I initially became interested in Asana because it sparked my academic curiosity as a company dedicated to helping people work together effortlessly. During the interview process, I spoke to a lot of unassuming, considerate, and enthusiastic Asanas. I found that this group of people were all working together towards achieving a common and clear goal. This met my personal needs, which was to experience growth amongst a motivated team, and immediately piqued my interest in working at Asana.
As a data scientist on the data team, I partner with the product teams and help them gather, query, and interpret data to address customer needs and explore possible solutions. This involves working closely with user experience researchers, product managers, and engineers. The synergy between these three roles is one of the more interesting aspects of my role. Most decisions are born from a mix of a vision, some intuition, some data insight, and resource limits.
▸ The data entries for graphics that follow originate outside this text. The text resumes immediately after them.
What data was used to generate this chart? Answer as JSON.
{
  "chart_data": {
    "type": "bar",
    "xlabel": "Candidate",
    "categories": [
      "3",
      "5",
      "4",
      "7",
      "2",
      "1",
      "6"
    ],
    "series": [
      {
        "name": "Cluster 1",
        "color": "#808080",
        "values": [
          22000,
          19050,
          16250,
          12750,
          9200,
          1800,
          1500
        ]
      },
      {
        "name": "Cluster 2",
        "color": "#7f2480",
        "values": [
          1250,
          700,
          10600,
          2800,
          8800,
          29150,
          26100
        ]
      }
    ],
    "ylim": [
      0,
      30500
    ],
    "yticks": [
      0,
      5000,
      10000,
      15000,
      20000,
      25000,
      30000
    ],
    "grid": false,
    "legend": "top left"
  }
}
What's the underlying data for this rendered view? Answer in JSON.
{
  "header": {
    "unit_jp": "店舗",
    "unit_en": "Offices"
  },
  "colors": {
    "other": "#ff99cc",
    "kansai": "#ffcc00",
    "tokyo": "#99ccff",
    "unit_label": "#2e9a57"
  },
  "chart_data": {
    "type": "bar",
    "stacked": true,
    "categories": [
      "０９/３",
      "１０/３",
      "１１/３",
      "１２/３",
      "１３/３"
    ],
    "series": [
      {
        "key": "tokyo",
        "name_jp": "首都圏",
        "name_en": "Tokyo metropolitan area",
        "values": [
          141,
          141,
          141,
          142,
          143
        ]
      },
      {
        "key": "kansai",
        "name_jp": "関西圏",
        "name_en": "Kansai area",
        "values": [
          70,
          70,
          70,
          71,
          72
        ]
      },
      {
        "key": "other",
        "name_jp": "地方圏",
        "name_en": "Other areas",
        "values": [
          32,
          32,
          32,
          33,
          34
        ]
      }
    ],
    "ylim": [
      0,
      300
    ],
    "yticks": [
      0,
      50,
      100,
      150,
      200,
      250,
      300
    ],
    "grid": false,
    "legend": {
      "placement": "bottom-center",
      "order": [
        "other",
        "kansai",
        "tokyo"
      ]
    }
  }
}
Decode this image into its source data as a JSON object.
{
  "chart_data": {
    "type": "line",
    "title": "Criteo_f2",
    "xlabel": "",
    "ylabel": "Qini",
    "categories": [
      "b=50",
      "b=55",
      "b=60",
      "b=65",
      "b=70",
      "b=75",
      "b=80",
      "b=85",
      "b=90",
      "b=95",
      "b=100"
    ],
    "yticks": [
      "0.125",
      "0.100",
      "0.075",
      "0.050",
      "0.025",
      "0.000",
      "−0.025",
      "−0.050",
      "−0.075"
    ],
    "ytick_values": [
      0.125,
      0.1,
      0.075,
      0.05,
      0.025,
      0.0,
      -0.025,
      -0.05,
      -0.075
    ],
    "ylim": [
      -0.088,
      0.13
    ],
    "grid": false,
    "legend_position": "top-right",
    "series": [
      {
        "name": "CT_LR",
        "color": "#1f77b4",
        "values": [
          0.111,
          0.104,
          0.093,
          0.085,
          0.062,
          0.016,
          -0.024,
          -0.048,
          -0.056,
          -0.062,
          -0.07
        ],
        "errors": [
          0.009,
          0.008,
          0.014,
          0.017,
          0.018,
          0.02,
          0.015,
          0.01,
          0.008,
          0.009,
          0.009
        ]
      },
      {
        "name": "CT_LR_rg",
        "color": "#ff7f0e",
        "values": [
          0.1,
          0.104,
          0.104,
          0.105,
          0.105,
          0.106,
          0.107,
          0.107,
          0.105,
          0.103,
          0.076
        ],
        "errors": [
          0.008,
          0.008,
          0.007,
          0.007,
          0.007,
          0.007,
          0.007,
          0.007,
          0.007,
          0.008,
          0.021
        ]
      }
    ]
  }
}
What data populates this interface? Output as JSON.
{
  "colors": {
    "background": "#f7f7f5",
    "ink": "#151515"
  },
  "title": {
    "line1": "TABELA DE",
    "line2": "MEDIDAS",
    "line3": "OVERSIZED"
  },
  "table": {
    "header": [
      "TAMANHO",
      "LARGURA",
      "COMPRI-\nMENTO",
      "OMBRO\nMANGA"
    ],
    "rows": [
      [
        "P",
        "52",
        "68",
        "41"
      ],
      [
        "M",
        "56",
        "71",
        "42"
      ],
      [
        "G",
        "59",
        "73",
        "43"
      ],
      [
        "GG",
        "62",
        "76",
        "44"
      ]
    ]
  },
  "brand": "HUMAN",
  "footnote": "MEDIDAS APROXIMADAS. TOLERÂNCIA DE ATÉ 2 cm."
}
Understanding and contributing to optimizing this synergy between teams is an ongoing process, which helps me grow both as a data scientist and as an effective teammate.
At Asana every data scientist gets the opportunity to work with different teams. At the beginning of every sprint we go through the top goals, priorities, and accomplishments of each data scientist. This exercise is so motivating because it exposes the various approaches and questions that data can help with. I also get excited about the diversity of opportunities available to me as a data scientist at Asana, allowing me to move towards my personal goal of understanding bias and motivation, while contributing to achieving the larger company mission. With every data scientist working with a different team, and bringing their unique perspectives and skill sets to the table, there are so many avenues from which this complex topic can be explored.